The game's English voice recordings were scheduled to begin in April 2020 before being delayed due to the COVID-19 pandemic. The actors later received audio equipment from Atlus so that they could work at home. Susan Bennett, the original voice of Apple Inc.'s Siri virtual assistant, was cast as the voice of the game's Siri-like artificial intelligence, EMMA.

==Reception==

Persona 5 Strikers received "generally favorable" reviews from critics, according to review aggregator website Metacritic. Fellow review aggregator OpenCritic assessed that the game received strong approval, being recommended by 86% of critics.

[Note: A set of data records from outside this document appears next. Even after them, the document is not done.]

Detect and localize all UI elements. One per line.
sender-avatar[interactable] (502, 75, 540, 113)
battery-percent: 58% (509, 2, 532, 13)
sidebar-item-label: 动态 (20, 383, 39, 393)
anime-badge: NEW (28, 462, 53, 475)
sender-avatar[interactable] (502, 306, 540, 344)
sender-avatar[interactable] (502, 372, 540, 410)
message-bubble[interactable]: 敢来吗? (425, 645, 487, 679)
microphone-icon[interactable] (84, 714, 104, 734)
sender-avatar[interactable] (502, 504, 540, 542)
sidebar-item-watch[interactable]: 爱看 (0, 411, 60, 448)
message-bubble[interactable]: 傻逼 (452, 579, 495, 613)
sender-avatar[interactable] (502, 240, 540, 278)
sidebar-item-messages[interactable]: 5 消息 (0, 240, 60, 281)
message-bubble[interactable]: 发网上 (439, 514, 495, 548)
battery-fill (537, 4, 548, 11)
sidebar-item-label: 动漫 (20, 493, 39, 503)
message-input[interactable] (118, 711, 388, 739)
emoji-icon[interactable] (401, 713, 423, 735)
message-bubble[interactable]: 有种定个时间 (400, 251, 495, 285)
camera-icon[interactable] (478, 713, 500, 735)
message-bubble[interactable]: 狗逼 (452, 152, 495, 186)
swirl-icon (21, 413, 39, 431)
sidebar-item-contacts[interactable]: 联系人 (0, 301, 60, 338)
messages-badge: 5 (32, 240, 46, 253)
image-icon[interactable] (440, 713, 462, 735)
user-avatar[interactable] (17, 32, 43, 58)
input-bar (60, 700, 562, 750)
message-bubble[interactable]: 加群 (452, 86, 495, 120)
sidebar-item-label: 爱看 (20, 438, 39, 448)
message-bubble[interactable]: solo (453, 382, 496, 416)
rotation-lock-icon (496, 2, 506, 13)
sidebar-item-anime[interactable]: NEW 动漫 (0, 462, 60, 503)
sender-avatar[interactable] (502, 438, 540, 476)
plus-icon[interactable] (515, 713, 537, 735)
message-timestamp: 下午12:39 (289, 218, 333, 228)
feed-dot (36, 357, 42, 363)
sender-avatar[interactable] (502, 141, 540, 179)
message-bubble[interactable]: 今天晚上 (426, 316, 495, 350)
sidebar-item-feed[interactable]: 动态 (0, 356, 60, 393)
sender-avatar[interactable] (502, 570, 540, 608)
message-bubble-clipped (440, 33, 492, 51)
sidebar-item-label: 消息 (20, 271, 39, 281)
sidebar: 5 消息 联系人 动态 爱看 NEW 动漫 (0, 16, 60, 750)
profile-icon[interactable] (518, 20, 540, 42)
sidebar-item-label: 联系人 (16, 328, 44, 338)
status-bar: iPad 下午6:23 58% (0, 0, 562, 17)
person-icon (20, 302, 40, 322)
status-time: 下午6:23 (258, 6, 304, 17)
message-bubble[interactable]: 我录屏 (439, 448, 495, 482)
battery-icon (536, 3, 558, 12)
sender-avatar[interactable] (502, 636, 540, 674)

Michael Higham of GameSpot wrote that "Persona 5s RPG elements thrive in action-based combat, and while the story may not hit hard, the Phantom Thieves haven't forgotten what they're about."

Aggregate scores
| Aggregator | Score |
|---|---|
| Metacritic | NS: 81/100 PC: 76/100 PS4: 83/100 |
| OpenCritic | 86% recommend |

Review scores
| Publication | Score |
|---|---|
| Destructoid | 8.5/10 |
| Edge | 6/10 |
| Famitsu | 36/40 |
| Game Informer | 8.5/10 |
| GameSpot | 8/10 |
| IGN | 8/10 |
| Nintendo Life | 8/10 |
| Nintendo World Report | 7.5/10 |
| PC Gamer (US) | 63/100 |

===Sales===
Persona 5 Strikers sold 162,410 units during its first week at retail in Japan, with 115,995 and 46,415 units on the PlayStation 4 and Nintendo Switch respectively. This made the PlayStation 4 version the best-selling retail game in Japan throughout the week, with the Nintendo Switch version being the second best-selling physical game in the country throughout the same week.

The Asian release debuted in the top five in Taiwan and South Korea for both platforms, selling over 480,000 units throughout Asia by July 2020. By December 2020, the game had sold over 500,000 units throughout Asia.

In the United States, Persona 5 Strikers was the third best-selling game of February 2021, after Super Mario 3D World + Bowser's Fury and Call of Duty: Black Ops Cold War.

By November 2023, the game had sold over 2 million units.